Main ADME resultsopen allclose all
Type:
absorption
Results:
Saccharin is absorbed rapidly and completely by the subjects who take it daily with maximum concentrations in plasma in 0.5 to 1.0 hr. Maximum plasma concentrations and areas under the plasma concentration-time curves were proportional to the dose.
Type:
distribution
Results:
Saccharin is distributed into tissues as a function of lean rather than total body mass. The volume of distribution (Vβ) is large, indicating extensive distribution of saccharin outside of the vascular space though it shows little , no affinity for fat.
Type:
metabolism
Results:
No details on metabolism provided but there are reports that suggest no metabiolites of saccarin as being detected in humans as well as animals administered saccharin
Type:
excretion
Results:
Subjects who take saccharin daily eliminate it with mean half life of elimination of 7.5 hr (range 5.5 to 9.0 hr). Renal clearance (clearance via urine) exceeded glomerular (clearance via faeces) filtration rate in all cases

Toxicokinetic / pharmacokinetic studies

Details on absorption:
Saccharin is absorbed rapidly and completely by the subjects who take it daily with maximum concentrations in plasma in 0.5 to 1.0 hr.

Maximum plasma concentrations and areas under the plasma concentration-time curves were proportional to the dose
Details on distribution in tissues:
Saccharin is distributed into tissues as a function of lean rather than total body mass.
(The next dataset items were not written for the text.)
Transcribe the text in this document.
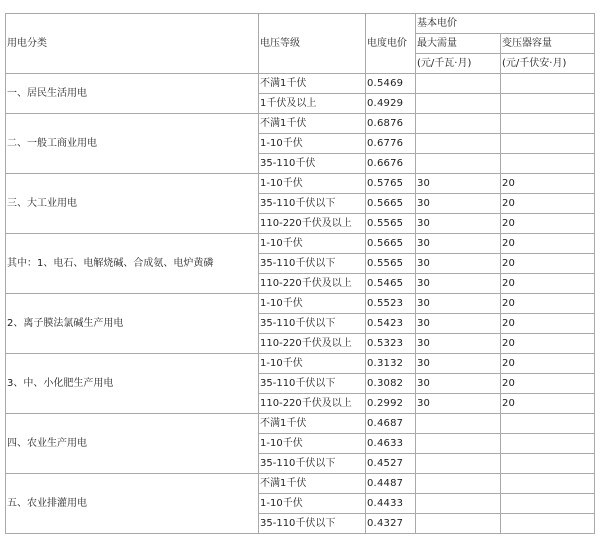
用电分类	电压等级	电度电价	基本电价	
			最大需量	变压器容量
			(元/千瓦·月)	(元/千伏安·月)
一、居民生活用电	不满1千伏	0.5469		
	1千伏及以上	0.4929		
二、一般工商业用电	不满1千伏	0.6876		
	1-10千伏	0.6776		
	35-110千伏	0.6676		
三、大工业用电	1-10千伏	0.5765	30	20
	35-110千伏以下	0.5665	30	20
	110-220千伏及以上	0.5565	30	20
其中：1、电石、电解烧碱、合成氨、电炉黄磷	1-10千伏	0.5665	30	20
	35-110千伏以下	0.5565	30	20
	110-220千伏及以上	0.5465	30	20
2、离子膜法氯碱生产用电	1-10千伏	0.5523	30	20
	35-110千伏以下	0.5423	30	20
	110-220千伏及以上	0.5323	30	20
3、中、小化肥生产用电	1-10千伏	0.3132	30	20
	35-110千伏以下	0.3082	30	20
	110-220千伏及以上	0.2992	30	20
四、农业生产用电	不满1千伏	0.4687		
	1-10千伏	0.4633		
	35-110千伏以下	0.4527		
五、农业排灌用电	不满1千伏	0.4487		
	1-10千伏	0.4433		
	35-110千伏以下	0.4327		
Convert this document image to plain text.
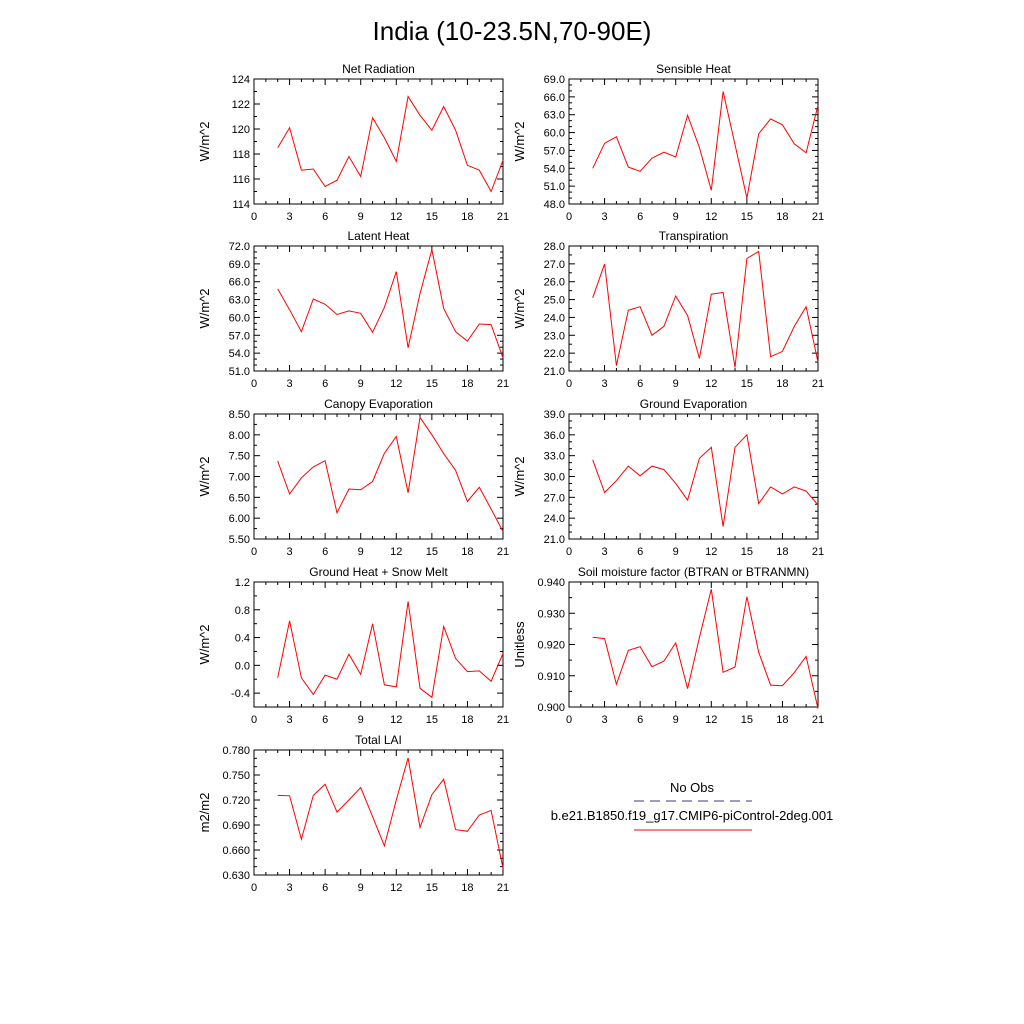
India (10-23.5N,70-90E)
Net Radiation
W/m^2
0	3	6	9 12 15 18 21
114
116
118
120
122
124
Sensible Heat
W/m^2
0	3	6	9 12 15 18 21
48.0
51.0
54.0
57.0
60.0
63.0
66.0
69.0
Latent Heat
W/m^2
0	3	6	9 12 15 18 21
51.0
54.0
57.0
60.0
63.0
66.0
69.0
72.0
Transpiration
W/m^2
0	3	6	9 12 15 18 21
21.0
22.0
23.0
24.0
25.0
26.0
27.0
28.0
Canopy Evaporation
W/m^2
0	3	6	9 12 15 18 21
5.50
6.00
6.50
7.00
7.50
8.00
8.50
Ground Evaporation
W/m^2
0	3	6	9 12 15 18 21
21.0
24.0
27.0
30.0
33.0
36.0
39.0
Ground Heat + Snow Melt
W/m^2
0	3	6	9 12 15 18 21
-0.4
0.0
0.4
0.8
1.2
Soil moisture factor (BTRAN or BTRANMN)
Unitless
0	3	6	9 12 15 18 21
0.900
0.910
0.920
0.930
0.940
Total LAI
m2/m2
0	3	6	9 12 15 18 21
0.630
0.660
0.690
0.720
0.750
0.780
No Obs
b.e21.B1850.f19_g17.CMIP6-piControl-2deg.001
The volume of distribution (Vβ) is large, indicating extensive distribution of saccharin outside
of the vascular space even though it shows little or no affinity for fat.

These observations are
consistent with the presence of one or more high-retention compartments within the body
(which has been reported in studies in animals)
Details on excretion:
Subjects who take saccharin daily eliminate it with mean half life of elimination of 7.5 hr (range 5.5 to 9.0 hr).

Renal clearance (clearance via urine) exceeded glomerular (clearance via faeces) filtration rate in all cases

Metabolite characterisation studies

Metabolites identified:
no
Details on metabolites:
No metabolites detected

Applicant's summary and conclusion

Conclusions:
Interpretation of results (migrated information): low bioaccumulation potential based on study results
From the above information on absorption, distribution, metabolism and excretion of saccharin; the bio-accumulation potential appears to be low.
Executive summary:

Six adult female subjects who use saccharin-containing products in their diet were asked to take divided equal doses of saccharin every 6 hr to maintain their average daily intake for 3 days.Saccharin concentrations in plasma and urine samples were used to assess the kinetic profile.

 Saccharin absorption was rapid with maximum concentrations in plasma in 0.5 to 1.0 hr.

Maximum plasma concentrations and areas under the plasma concentration-time curves were proportional to dose. Renal clearance exceeded glomerular filtration rate in all cases.